𝓦𝓪𝓻𝓽𝓪𝗕𝗨𝗠𝗜𝗚𝗢𝗥𝗔.𝗜𝗗| 𝗠𝗔𝗧𝗔𝗥𝗔𝗠 – Tindakan DPRD dan Sekretariat DPRD NTB yang tidak mencabut laporan hukum terkait aksi penyelamatan demokrasi pada 23 Agustus 2024 dinilai sebagai upaya membungkam kebebasan berpendapat. Laporan tersebut kini telah naik ke tahap penyidikan oleh Subdit III Ditreskrimum Polda NTB sejak 17 September 2024, dengan delapan mahasiswa terlapor. Pemeriksaan terhadap para mahasiswa tersebut berlangsung hari ini, Selasa (1/10/2024), dengan jumlah saksi yang telah diperiksa mencapai 16 orang, sebagian besar berasal dari Universitas Mataram (UNRAM), didampingi oleh 10 pengacara publik dan paralegal dari Tim Pembela Aliansi Rakyat NTB Melawan.

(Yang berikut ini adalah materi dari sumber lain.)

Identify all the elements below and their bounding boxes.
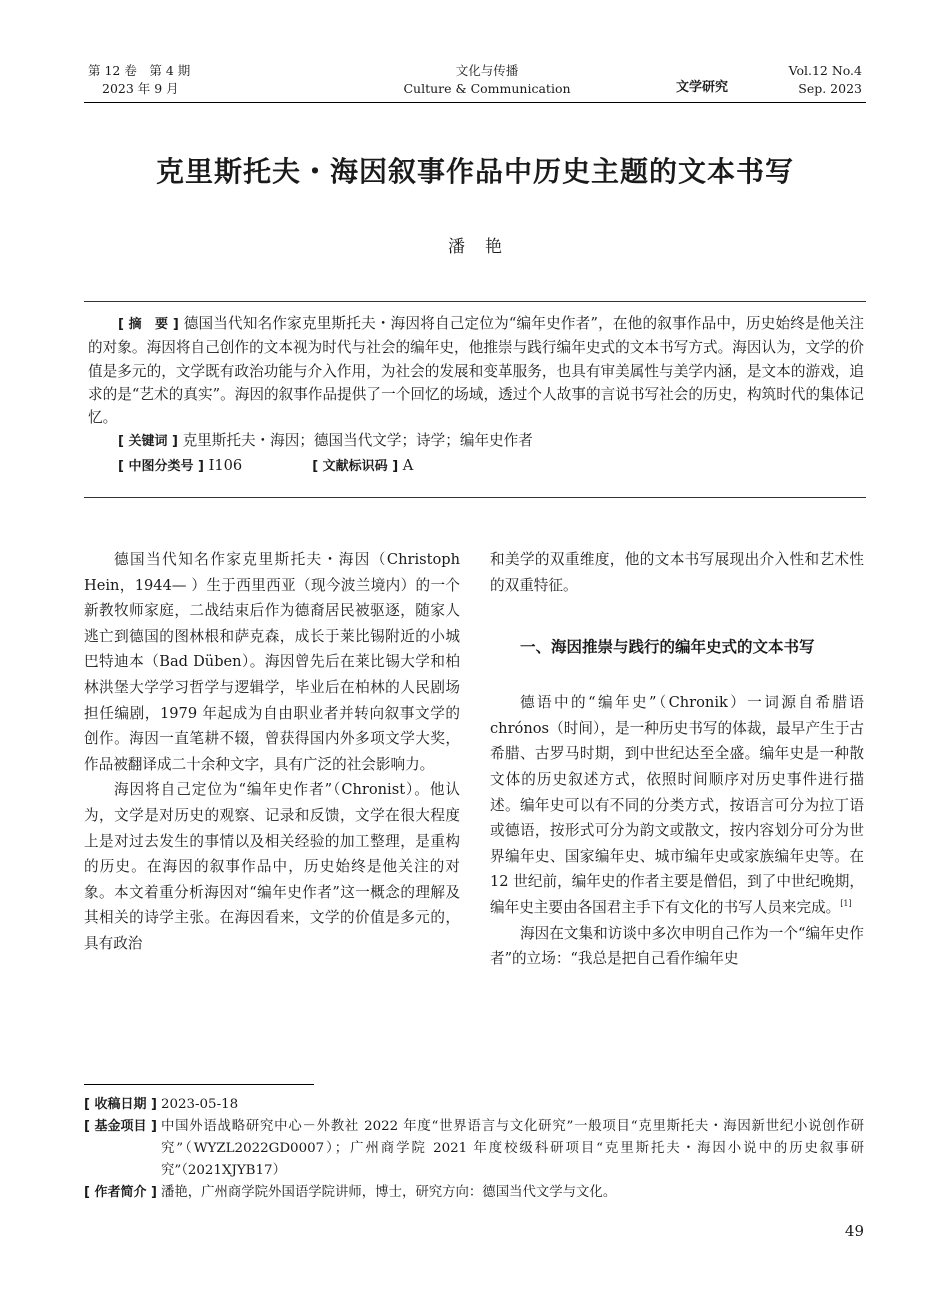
classification <box>88 454 864 478</box>
abstract-label: [ 摘 要 ] <box>118 317 179 332</box>
received-label: [ 收稿日期 ] <box>84 1097 157 1112</box>
header-rule <box>84 102 866 103</box>
body-paragraph-continued: 和美学的双重维度，他的文本书写展现出介入性和艺术性的双重特征。 <box>490 551 864 594</box>
body-paragraph-text: 德语中的“编年史”（Chronik）一词源自希腊语 chrónos（时间），是一种历史书写的体裁，最早产生于古希腊、古罗马时期，到中世纪达至全盛。编年史是一种散文体的历史叙述方式，依照时间顺序对历史事件进行描述。编年史可以有不同的分类方式，按语言可分为拉丁语或德语，按形式可分为韵文或散文，按内容划分可分为世界编年史、国家编年史、城市编年史或家族编年史等。在 12 世纪前，编年史的作者主要是僧侣，到了中世纪晚期，编年史主要由各国君主手下有文化的书写人员来完成。 <box>490 694 864 916</box>
footnote-received <box>84 1094 864 1116</box>
received-date: 2023-05-18 <box>160 1097 239 1112</box>
keywords <box>88 429 864 453</box>
header-date-cn: 2023 年 9 月 <box>102 81 179 96</box>
header-journal-en: Culture & Communication <box>403 81 571 96</box>
footnote-rule <box>84 1084 314 1085</box>
footnotes <box>84 1094 864 1204</box>
header-issue-en <box>789 62 862 98</box>
footnote-fund <box>84 1116 864 1182</box>
clc-value: I106 <box>208 456 243 474</box>
header-date-en: Sep. 2023 <box>798 81 862 96</box>
bio-label: [ 作者简介 ] <box>84 1185 157 1200</box>
fund-text: 中国外语战略研究中心－外教社 2022 年度“世界语言与文化研究”一般项目“克里斯托夫・海因新世纪小说创作研究”（WYZL2022GD0007）；广州商学院 2021 年度校级科研项目“克里斯托夫・海因小说中的历史叙事研究”（2021XJYB17） <box>160 1119 864 1178</box>
header-section: 文学研究 <box>676 80 729 95</box>
page-number: 49 <box>844 1222 864 1240</box>
body-column-right <box>490 547 864 972</box>
keywords-label: [ 关键词 ] <box>118 434 178 450</box>
fund-label: [ 基金项目 ] <box>84 1119 157 1134</box>
header-issue <box>88 62 190 98</box>
body-paragraph: 德国当代知名作家克里斯托夫・海因（Christoph Hein，1944— ）生于西里西亚（现今波兰境内）的一个新教牧师家庭，二战结束后作为德裔居民被驱逐，随家人逃亡到德国的图林根和萨克森，成长于莱比锡附近的小城巴特迪本（Bad Düben）。海因曾先后在莱比锡大学和柏林洪堡大学学习哲学与逻辑学，毕业后在柏林的人民剧场担任编剧，1979 年起成为自由职业者并转向叙事文学的创作。海因一直笔耕不辍，曾获得国内外多项文学大奖，作品被翻译成二十余种文字，具有广泛的社会影响力。 <box>84 551 460 773</box>
article-title: 克里斯托夫・海因叙事作品中历史主题的文本书写 <box>155 155 794 188</box>
section-heading: 一、海因推崇与践行的编年史式的文本书写 <box>520 638 815 657</box>
header-journal <box>380 62 594 98</box>
doc-value: A <box>402 456 414 474</box>
abstract-top-rule <box>84 301 866 302</box>
doc-label: [ 文献标识码 ] <box>312 458 399 474</box>
footnote-bio <box>84 1182 864 1204</box>
abstract <box>88 312 864 429</box>
clc-label: [ 中图分类号 ] <box>118 458 204 474</box>
keywords-text: 克里斯托夫・海因；德国当代文学；诗学；编年史作者 <box>182 432 533 450</box>
body-paragraph <box>490 690 864 920</box>
body-paragraph: 海因在文集和访谈中多次申明自己作为一个“编年史作者”的立场：“我总是把自己看作编年史 <box>490 924 864 968</box>
body-column-left <box>84 547 460 957</box>
abstract-text: 德国当代知名作家克里斯托夫・海因将自己定位为“编年史作者”，在他的叙事作品中，历史始终是他关注的对象。海因将自己创作的文本视为时代与社会的编年史，他推崇与践行编年史式的文本书写方式。海因认为，文学的价值是多元的，文学既有政治功能与介入作用，为社会的发展和变革服务，也具有审美属性与美学内涵，是文本的游戏，追求的是“艺术的真实”。海因的叙事作品提供了一个回忆的场域，透过个人故事的言说书写社会的历史，构筑时代的集体记忆。 <box>88 315 864 427</box>
header-volume-en: Vol.12 No.4 <box>788 63 862 78</box>
abstract-bottom-rule <box>84 497 866 498</box>
header-volume-cn: 第 12 卷 第 4 期 <box>88 63 191 78</box>
bio-text: 潘艳，广州商学院外国语学院讲师，博士，研究方向：德国当代文学与文化。 <box>160 1185 617 1200</box>
article-author: 潘艳 <box>448 237 522 257</box>
header-journal-cn: 文化与传播 <box>455 63 519 78</box>
body-paragraph: 海因将自己定位为“编年史作者”（Chronist）。他认为，文学是对历史的观察、记录和反馈，文学在很大程度上是对过去发生的事情以及相关经验的加工整理，是重构的历史。在海因的叙事作品中，历史始终是他关注的对象。本文着重分析海因对“编年史作者”这一概念的理解及其相关的诗学主张。在海因看来，文学的价值是多元的，具有政治 <box>84 781 460 952</box>
abstract-block <box>88 312 864 478</box>
citation-ref[interactable]: [1] <box>840 899 852 909</box>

Tim pembela mahasiswa terdiri dari gabungan BKBH Fakultas Hukum UNRAM, LKBH Fakultas Hukum Universitas Muhammadiyah Mataram (UMMAT), LSBH, dan PBHM NTB, menilai tindakan DPRD NTB sebagai bentuk judicial harassment. Mereka memanfaatkan delik pengrusakan gerbang untuk menegaskan bahwa lembaga tersebut anti kritik dan abai terhadap konstitusi. Pasal 170 KUHP yang mengatur tentang pengrusakan digunakan sebagai alat kriminalisasi terhadap mahasiswa, sementara aspirasi mahasiswa terkait penyelamatan demokrasi diabaikan.
Aksi yang terjadi pada 23 Agustus 2024 di depan Kantor DPRD NTB berawal dari upaya mahasiswa untuk menyampaikan aspirasi terkait putusan Mahkamah Konstitusi (MK) Nomor 60/PUU-XXII/2024, yang dianggap penting untuk menjaga demokrasi. Putusan MK tersebut mengubah ambang batas pengusungan calon kepala daerah, namun revisi Undang-Undang Pilkada oleh DPR RI justru dianggap bertentangan dengan putusan tersebut.

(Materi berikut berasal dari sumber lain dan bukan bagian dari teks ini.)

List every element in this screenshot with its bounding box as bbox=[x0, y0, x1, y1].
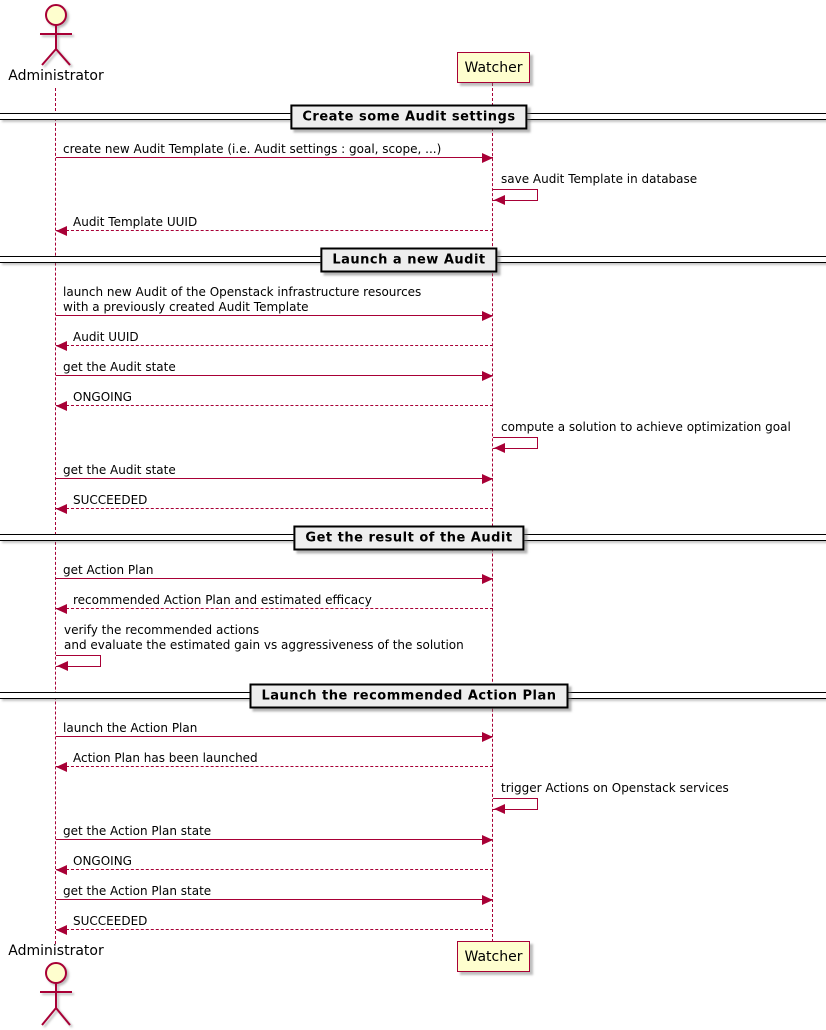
message-label: ONGOING bbox=[73, 854, 132, 868]
message-label: ONGOING bbox=[73, 390, 132, 404]
arrowhead-left-icon bbox=[56, 925, 67, 935]
arrowhead-right-icon bbox=[482, 574, 493, 584]
arrowhead-left-icon bbox=[56, 341, 67, 351]
message-label: get the Action Plan state bbox=[63, 884, 212, 898]
arrowhead-left-icon bbox=[56, 226, 67, 236]
arrowhead-left-icon bbox=[56, 762, 67, 772]
participant-watcher-bottom bbox=[457, 941, 530, 972]
self-message-label: trigger Actions on Openstack services bbox=[501, 781, 729, 795]
section-divider: Create some Audit settings bbox=[290, 105, 527, 130]
self-message-label: and evaluate the estimated gain vs aggressiveness of the solution bbox=[64, 638, 464, 652]
message-arrow bbox=[56, 508, 493, 509]
arrowhead-right-icon bbox=[482, 835, 493, 845]
message-label: create new Audit Template (i.e. Audit settings : goal, scope, ...) bbox=[63, 142, 442, 156]
actor-administrator-icon-bottom bbox=[26, 961, 86, 1027]
message-arrow bbox=[56, 375, 493, 376]
arrowhead-right-icon bbox=[482, 732, 493, 742]
section-divider: Get the result of the Audit bbox=[293, 526, 524, 551]
message-label: Audit Template UUID bbox=[73, 215, 198, 229]
message-label: get the Audit state bbox=[63, 463, 176, 477]
participant-watcher-top bbox=[457, 52, 530, 83]
section-divider: Launch the recommended Action Plan bbox=[249, 684, 568, 709]
arrowhead-right-icon bbox=[482, 153, 493, 163]
arrowhead-right-icon bbox=[482, 474, 493, 484]
watcher-label-bottom: Watcher bbox=[464, 948, 523, 965]
message-label: SUCCEEDED bbox=[73, 493, 148, 507]
arrowhead-right-icon bbox=[482, 895, 493, 905]
message-label: get the Audit state bbox=[63, 360, 176, 374]
administrator-label-top: Administrator bbox=[8, 68, 104, 84]
message-label: launch new Audit of the Openstack infrastructure resources bbox=[63, 285, 422, 299]
self-message-label: save Audit Template in database bbox=[501, 172, 698, 186]
arrowhead-left-icon bbox=[494, 443, 505, 453]
message-arrow bbox=[56, 315, 493, 316]
self-message-label: verify the recommended actions bbox=[64, 623, 260, 637]
message-arrow bbox=[56, 766, 493, 767]
arrowhead-right-icon bbox=[482, 371, 493, 381]
arrowhead-left-icon bbox=[56, 865, 67, 875]
message-label: with a previously created Audit Template bbox=[63, 300, 309, 314]
message-arrow bbox=[56, 578, 493, 579]
administrator-label-bottom: Administrator bbox=[8, 943, 104, 959]
arrowhead-left-icon bbox=[56, 604, 67, 614]
message-arrow bbox=[56, 839, 493, 840]
arrowhead-left-icon bbox=[494, 804, 505, 814]
arrowhead-left-icon bbox=[57, 661, 68, 671]
arrowhead-left-icon bbox=[494, 195, 505, 205]
message-label: get Action Plan bbox=[63, 563, 154, 577]
message-arrow bbox=[56, 345, 493, 346]
arrowhead-left-icon bbox=[56, 401, 67, 411]
message-arrow bbox=[56, 869, 493, 870]
arrowhead-left-icon bbox=[56, 504, 67, 514]
message-arrow bbox=[56, 736, 493, 737]
message-arrow bbox=[56, 899, 493, 900]
arrowhead-right-icon bbox=[482, 311, 493, 321]
actor-administrator-icon bbox=[26, 4, 86, 66]
message-arrow bbox=[56, 608, 493, 609]
message-label: SUCCEEDED bbox=[73, 914, 148, 928]
message-label: get the Action Plan state bbox=[63, 824, 212, 838]
lifeline-administrator bbox=[55, 88, 56, 944]
message-label: recommended Action Plan and estimated efficacy bbox=[73, 593, 372, 607]
message-arrow bbox=[56, 157, 493, 158]
message-arrow bbox=[56, 478, 493, 479]
message-label: Audit UUID bbox=[73, 330, 139, 344]
self-message-label: compute a solution to achieve optimization goal bbox=[501, 420, 791, 434]
message-arrow bbox=[56, 230, 493, 231]
lifeline-watcher bbox=[492, 83, 493, 942]
message-label: launch the Action Plan bbox=[63, 721, 198, 735]
message-arrow bbox=[56, 405, 493, 406]
message-label: Action Plan has been launched bbox=[73, 751, 258, 765]
watcher-label-top: Watcher bbox=[464, 59, 523, 76]
section-divider: Launch a new Audit bbox=[320, 248, 497, 273]
message-arrow bbox=[56, 929, 493, 930]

Dalam aksi tersebut, mahasiswa berusaha bertemu dengan pimpinan DPRD NTB untuk menyampaikan aspirasi mereka. Namun, permintaan tersebut tidak segera direspon, meskipun massa aksi telah menunggu sejak pagi. Ketika sorenya terjadi insiden gerbang yang lepas dari engsel, barulah mahasiswa diperkenankan masuk ke pekarangan kantor DPRD.

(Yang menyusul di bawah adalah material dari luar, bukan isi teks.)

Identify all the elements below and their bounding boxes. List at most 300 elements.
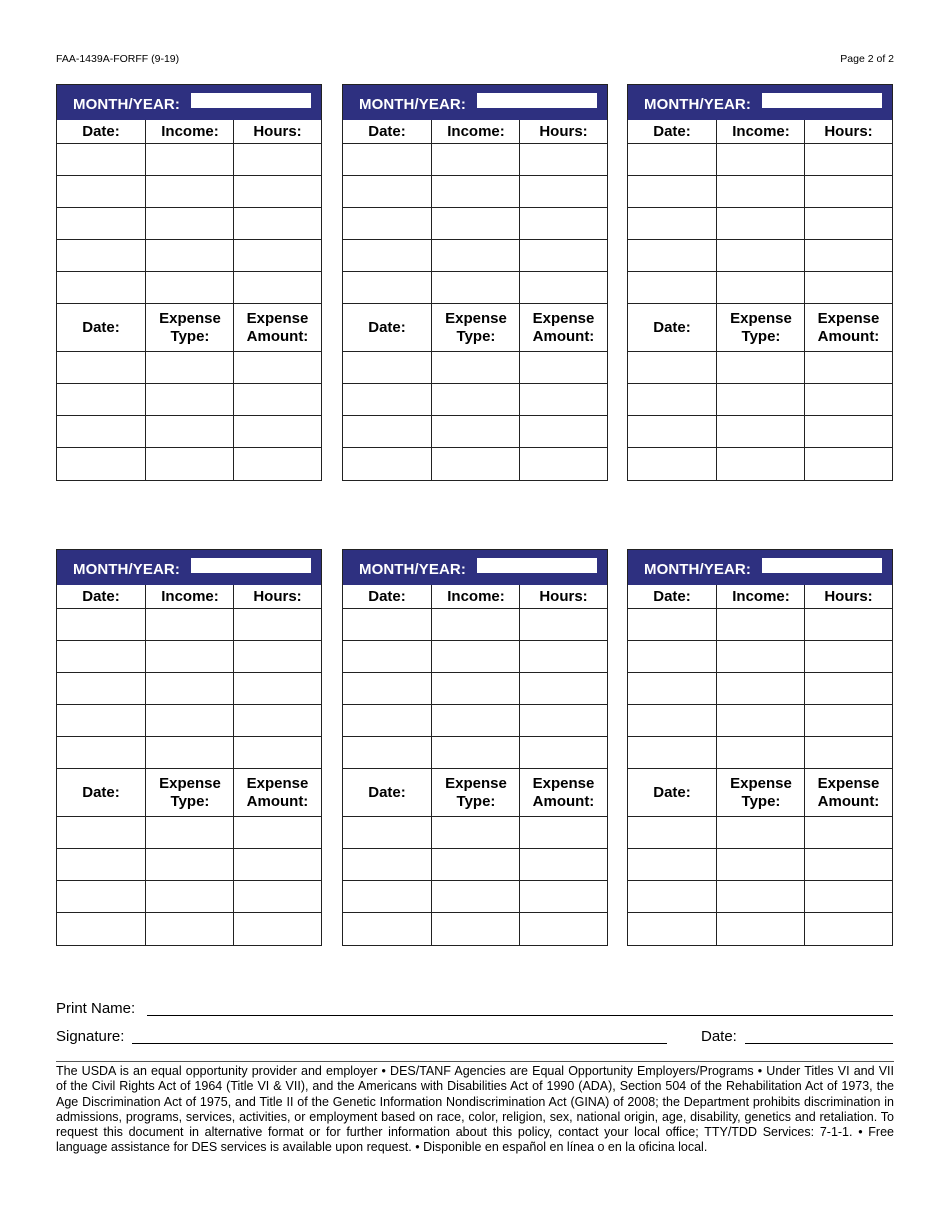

Menurut Tim Pembela Aliansi Rakyat NTB Melawan, insiden rusaknya gerbang bukanlah tindakan yang direncanakan. Massa aksi yang kelelahan diduga secara spontan mendorong gerbang agar menarik perhatian pihak DPRD. Mereka pun menilai ada upaya menjebak massa aksi dengan menciptakan alasan untuk kriminalisasi.
"Kami berharap kepada Bapak Kapolda NTB dan Kepala Kejaksaan Tinggi NTB agar melihat kasus ini secara komprehensif, tidak hanya berdasarkan kerusakan fisik gerbang, tapi juga mempertimbangkan tujuan aksi, yaitu menyelamatkan demokrasi," kata Imam Zazuni, anggota Tim Pembela Aliansi Rakyat NTB Melawan pada wartabumigora, Selasa (01/10/2024).
Ia menambahkan, aksi tersebut adalah bagian dari hak konstitusional mahasiswa untuk menyuarakan pendapat. Negara, menurutnya, memiliki kewajiban untuk melindungi, menghormati, dan memenuhi hak asasi manusia setiap warganya, termasuk hak kebebasan berpendapat.